Senior Thesis on Farm Security Administration Historical Section Documentary Photography
Rachel Anne Schles, Class of 2007
In a series of trips during winter break and into the spring semester I traveled to the New York Public Library in New York City to do research in the Farm Security Administration and Office of War Information Written Records (FSA-OWI) and the Roy E. Stryker Papers on microfilm. The FSA-OWI Written Records are the paper archive of a government agency known as the Historical Section. The Historical Section was originally created within the FSA to visually document the need for New Deal Programs as well as document the effects of the FSA in diminishing rural poverty in the United States during the Great Depression. Over the course of the 1930s Roy Stryker, the Historical Section’s director, and its photographers—Walker Evans, Dorothea Lange, Russell Lee, and Marion Post Wolcott, to name a few—transformed the Historical Section’s mission to create a photographic record of America. Ultimately, the Historical Section would create over 150,000 photographs captured from 1935 to 1945, the largest government-funded photographic documentation of the United States to date. For my thesis, I am examining how World War II affected the documentary photography produced by the Historical Section from roughly 1936 to 1943.
In order to fully understand how World War II affected the Historical Section’s photographers and their work, I turned to the archives of the FSA-OWI and Roy Stryker. As the photographers spent months on the road, there is a wealth of correspondence between them and Roy Stryker, and I began my research by looking at these letters. From the letters, I learned that while Stryker gave the photographers general assignments, once on the road the photographers had great freedom in how they chose to photograph these assignments.
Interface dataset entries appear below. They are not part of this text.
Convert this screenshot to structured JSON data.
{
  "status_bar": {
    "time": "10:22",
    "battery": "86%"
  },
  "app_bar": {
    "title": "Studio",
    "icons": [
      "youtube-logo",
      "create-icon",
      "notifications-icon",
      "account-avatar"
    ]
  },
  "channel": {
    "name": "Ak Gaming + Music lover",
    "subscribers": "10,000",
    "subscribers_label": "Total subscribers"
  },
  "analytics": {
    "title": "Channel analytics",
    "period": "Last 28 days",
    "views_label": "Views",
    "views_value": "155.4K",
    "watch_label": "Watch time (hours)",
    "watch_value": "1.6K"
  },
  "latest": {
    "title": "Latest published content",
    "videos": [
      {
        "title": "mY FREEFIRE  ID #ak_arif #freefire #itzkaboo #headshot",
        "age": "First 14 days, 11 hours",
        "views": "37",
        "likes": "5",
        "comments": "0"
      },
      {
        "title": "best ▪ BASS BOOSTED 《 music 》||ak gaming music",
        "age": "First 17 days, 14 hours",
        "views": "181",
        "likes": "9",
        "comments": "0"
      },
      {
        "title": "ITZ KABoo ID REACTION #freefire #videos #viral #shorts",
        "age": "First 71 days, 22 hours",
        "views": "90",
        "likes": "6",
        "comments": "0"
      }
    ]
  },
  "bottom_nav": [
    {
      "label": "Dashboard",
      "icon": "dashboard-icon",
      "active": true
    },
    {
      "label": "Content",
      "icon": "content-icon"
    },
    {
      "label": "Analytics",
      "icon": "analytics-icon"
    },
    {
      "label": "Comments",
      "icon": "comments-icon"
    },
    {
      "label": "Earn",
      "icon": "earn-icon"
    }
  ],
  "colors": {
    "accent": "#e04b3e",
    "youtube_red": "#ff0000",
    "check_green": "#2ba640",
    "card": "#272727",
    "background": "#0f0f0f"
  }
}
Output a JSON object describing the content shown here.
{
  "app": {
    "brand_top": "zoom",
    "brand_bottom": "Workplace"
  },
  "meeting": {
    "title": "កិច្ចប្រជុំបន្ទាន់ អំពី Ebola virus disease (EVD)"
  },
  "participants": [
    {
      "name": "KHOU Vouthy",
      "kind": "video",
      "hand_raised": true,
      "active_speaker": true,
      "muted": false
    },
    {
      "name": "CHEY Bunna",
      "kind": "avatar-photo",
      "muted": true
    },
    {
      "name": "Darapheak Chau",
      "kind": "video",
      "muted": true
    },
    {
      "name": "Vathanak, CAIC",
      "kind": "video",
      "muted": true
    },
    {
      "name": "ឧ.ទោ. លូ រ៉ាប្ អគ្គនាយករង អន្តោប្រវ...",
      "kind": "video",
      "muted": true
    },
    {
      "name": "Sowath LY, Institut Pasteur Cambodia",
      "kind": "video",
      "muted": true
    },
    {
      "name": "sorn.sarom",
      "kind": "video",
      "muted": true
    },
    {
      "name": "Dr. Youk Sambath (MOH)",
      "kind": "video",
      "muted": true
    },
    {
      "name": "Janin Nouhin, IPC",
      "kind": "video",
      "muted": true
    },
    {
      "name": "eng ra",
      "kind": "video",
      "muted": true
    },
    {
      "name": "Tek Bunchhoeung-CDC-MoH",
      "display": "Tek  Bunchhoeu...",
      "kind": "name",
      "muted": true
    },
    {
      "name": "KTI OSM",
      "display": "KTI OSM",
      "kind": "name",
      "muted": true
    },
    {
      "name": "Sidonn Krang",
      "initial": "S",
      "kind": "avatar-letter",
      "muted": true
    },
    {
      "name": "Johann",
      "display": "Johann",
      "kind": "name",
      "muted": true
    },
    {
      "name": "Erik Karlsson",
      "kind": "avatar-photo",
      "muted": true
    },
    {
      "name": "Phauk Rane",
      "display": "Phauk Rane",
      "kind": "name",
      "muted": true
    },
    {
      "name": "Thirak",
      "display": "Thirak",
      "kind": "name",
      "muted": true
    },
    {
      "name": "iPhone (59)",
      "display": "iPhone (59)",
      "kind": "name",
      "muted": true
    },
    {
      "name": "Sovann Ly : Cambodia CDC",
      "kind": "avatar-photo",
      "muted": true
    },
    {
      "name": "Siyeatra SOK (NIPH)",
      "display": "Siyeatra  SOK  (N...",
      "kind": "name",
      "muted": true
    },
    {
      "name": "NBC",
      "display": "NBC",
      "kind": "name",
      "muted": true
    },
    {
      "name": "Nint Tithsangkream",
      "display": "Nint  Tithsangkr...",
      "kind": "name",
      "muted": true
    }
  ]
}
However, I found that as World War II approached the photographers began to face increasing security measures. By the time the United States entered World War II each Historical Section photographer had an FBI file, and was required to receive permission from the FBI, military, and other government branches before going on any assignments. Furthermore, when their film was sent back to Washington D.C. to be developed and printed, any image could be censored. Wartime security measures went so far that the Historical Section could not order certain types of camera lens because the government had classified it, leaving an untraceable impact on the photographic record because we will never know what images were not captured. Partially in response to wartime pressures, the Historical Section was transferred from the Farm Security Administration to the Office of War Information in the fall of 1942. As a result of this transfer, and the changing message the United States wanted to present at this time, the Historical Section began capturing images which contributed to the war effort by attempting to portray a strong country, quickly recovering from the Depression and ready to win World War II. This in turn affected the images the Historical Section produced, but Stryker and the photographers continually fought to create a photographic archive of the United States, never losing sight of their goal to “introduce Americans to America.”
Without the Evalyn Clark Travel Fellowship, I never would have been able to complete the research for my thesis. The photographic archive of the Historical Section has been digitized and is available through the Library of Congress’s website. The FSA-OWI Written Records and the Roy E. Stryker Papers are housed in the Library of Congress in Washington D.C. and at The University of Louisville respectively, but are also available on microfilm at a few institutions around the country. I have been fortunate to be able to access both collections at the New York Public Library, solely due to the funds I was awarded through this Fellowship. Through the research I have conducted for my thesis and as a photographer myself, I have come to have a tremendous respect for the work Roy Stryker and the Historical Section photographers did in raising documentary photography to a form of art.